Wildfire Videos and Photos

Fire is on the landscape of northern Utah.  The Rockport 5 fire sparked yesterday quickly grew into a beast that destroyed 13 homes.  

Wildfire behavior is strongly influenced by three components summarized in the Fire Triangle below: Fuels, Topography, and Weather.

Source: Southwest Environmental Research & Education
Here's a video of the a wildfire that started on Monday afternoon in the Avenues and was quickly put out by heroic fire fighters.  It pretty much shows all three of these components in action.  In particular, note how the flame front movement and intensity increase near the end of the video as the wind (i.e., weather) pushes the flame front into fresh grass (i.e., fuels).   Movement of the flame front down the hill (i.e., topography) probably resulted in a slower fire spread than if the flame front was moving uphill.  Video courtesy of John McMillen.
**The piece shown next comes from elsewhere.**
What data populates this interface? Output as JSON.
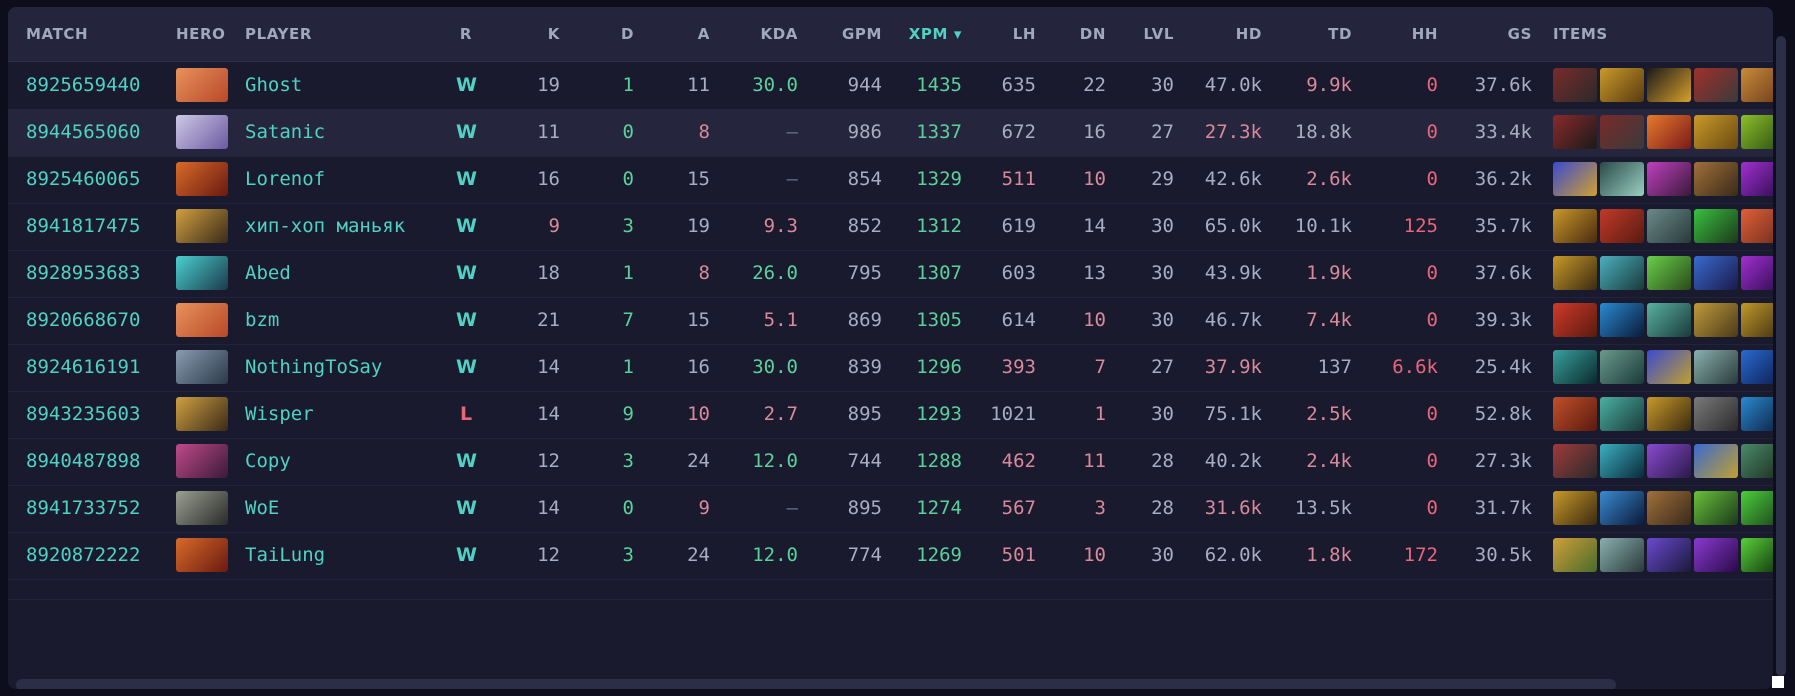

There are some remarkable photos of the Rockport 5 fire on the Salt Lake Tribune web site.  The one below is from Tribune Photography Steve Griffin, who has taken many remarkable weather related photos over the years.
Source: Steve Griffin/Salt Lake Tribune
The processes responsible for producing these whirls are similar to those that generate dust devils.  Strong surface heating, which can be quite intense during a fire, generates an updraft that stretches and concentrates rotation in the atmosphere in much the same way that an ice skater that stretches their body begins to spin faster.  The initial source of rotation can be vertical wind shear near the earth's surface, which gets tilted and stretched in the vertical by the updraft.  In the case of the Rockport 5 fire, horizontal wind shear generated by flow interaction with topography could have played a role.  Fire whirls are believed capable of producing winds comparable to those found in EF0 or EF1 tornadoes (EF here standing for the Enhanced Fujita Scale for Tornado Damage).